The brand new Canadian housewife in me knew that I was going to have to do laundry and washing powder and fabric softener was on the list. There I stood, mile long shelves stacked from top to bottom with what I hoped was laundry products in unfamiliar packaging with strange color schemes and unrecognisable names. Each one promised to demolish any stain, be it from this world or not, in cold water, warm water, hand wash, machine wash, front loader or top loader. I eventually chose Tide Pods, based purely on the fact that I saw it advertised on TV the previous night. Viva marketing!! The fabric softener was chosen as the bottle’s shape and color scheme resembled Sta Soft, our trusted SA brand, and to this day I couldn’t tell you the product’s name.

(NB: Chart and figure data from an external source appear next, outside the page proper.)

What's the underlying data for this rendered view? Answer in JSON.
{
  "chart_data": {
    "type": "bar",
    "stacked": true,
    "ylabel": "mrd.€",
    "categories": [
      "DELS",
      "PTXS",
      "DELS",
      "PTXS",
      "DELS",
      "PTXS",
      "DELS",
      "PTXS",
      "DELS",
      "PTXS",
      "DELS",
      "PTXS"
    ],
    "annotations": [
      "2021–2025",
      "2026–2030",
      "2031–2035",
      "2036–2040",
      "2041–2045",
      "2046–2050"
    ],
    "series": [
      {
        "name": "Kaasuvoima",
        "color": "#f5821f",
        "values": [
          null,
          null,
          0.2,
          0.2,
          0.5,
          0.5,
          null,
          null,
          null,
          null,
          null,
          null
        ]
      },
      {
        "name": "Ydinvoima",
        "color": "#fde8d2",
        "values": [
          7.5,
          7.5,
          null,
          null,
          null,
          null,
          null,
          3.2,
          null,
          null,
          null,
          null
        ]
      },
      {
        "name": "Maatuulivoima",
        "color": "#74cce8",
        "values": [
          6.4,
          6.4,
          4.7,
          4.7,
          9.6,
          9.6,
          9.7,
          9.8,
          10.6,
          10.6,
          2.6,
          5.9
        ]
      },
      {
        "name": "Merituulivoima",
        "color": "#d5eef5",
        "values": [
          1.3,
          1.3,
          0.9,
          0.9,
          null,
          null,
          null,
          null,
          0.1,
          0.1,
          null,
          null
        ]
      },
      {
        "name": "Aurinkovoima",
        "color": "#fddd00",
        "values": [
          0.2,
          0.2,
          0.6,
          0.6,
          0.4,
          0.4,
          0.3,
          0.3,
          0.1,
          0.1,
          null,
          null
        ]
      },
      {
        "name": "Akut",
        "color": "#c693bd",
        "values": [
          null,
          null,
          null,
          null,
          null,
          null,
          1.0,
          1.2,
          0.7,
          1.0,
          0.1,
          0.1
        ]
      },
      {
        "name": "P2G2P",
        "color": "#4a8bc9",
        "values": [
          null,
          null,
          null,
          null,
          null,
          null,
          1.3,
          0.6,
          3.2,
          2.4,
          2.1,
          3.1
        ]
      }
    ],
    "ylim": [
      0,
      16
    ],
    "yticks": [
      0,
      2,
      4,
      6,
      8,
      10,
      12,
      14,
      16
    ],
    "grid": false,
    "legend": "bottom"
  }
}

Our house hunting also commenced. Rentals in Guelph are a dime a dozen, if you are a student. It being a student town there are loads of apartments, townhouses, basements and other student friendly adobes available. But good luck in finding a nice big family house. After scouring kijiji (a website where you can buy or look for anything) we found 2 houses that piqued our interest. The first was a typical middle class Canadian house. It was nice and had the required amount of bedrooms but it was just way too small. There was no way my dining room table was going to fit in anywhere, except maybe in the garage.
from the front
The second house took our breath away. It was a huge two storey house situated in 100 acres (about 40ha) of woodland. The rooms were big with huge windows framing the most gorgeous views of the surrounding woods. There was room for all our furniture and it was only 2km out of town. Ideal!! It does have ghastly 1980's psychodelic carpets in pink and blue (imagine what our Nguni skins were gonna look like on these...) and Biggie Bestesque flowery wallpaper in the bedrooms. But they say you can't have it all....
from the back
These flowers are just not me













We also visited our new banker at the Royal Bank of Canada. Kobus had opened a bank account when he was in Canada during February and we just went to meet her, a lovely, friendly and very helpful lady. Canada’s banking system is overall very progressive but some things are still positively archaic. The favourite mode of payment is still cheques, those strange old world strips of paper that we haven’t used in years!! Electronic funds transfers seem to be regarded with some strange deep seated suspicion and is not widely used at all. We needed lessons from the bank on how to fill out a cheque!! I even heard of faxing cheques and e-mailing money but haven't yet figured these modes of payment out. If you pay at any store with a debit or credit card you swipe the card yourself and enter the required pin. The card never leaves your hand, which seems to be a pretty secure system, and the drive through ATM's are just brilliant!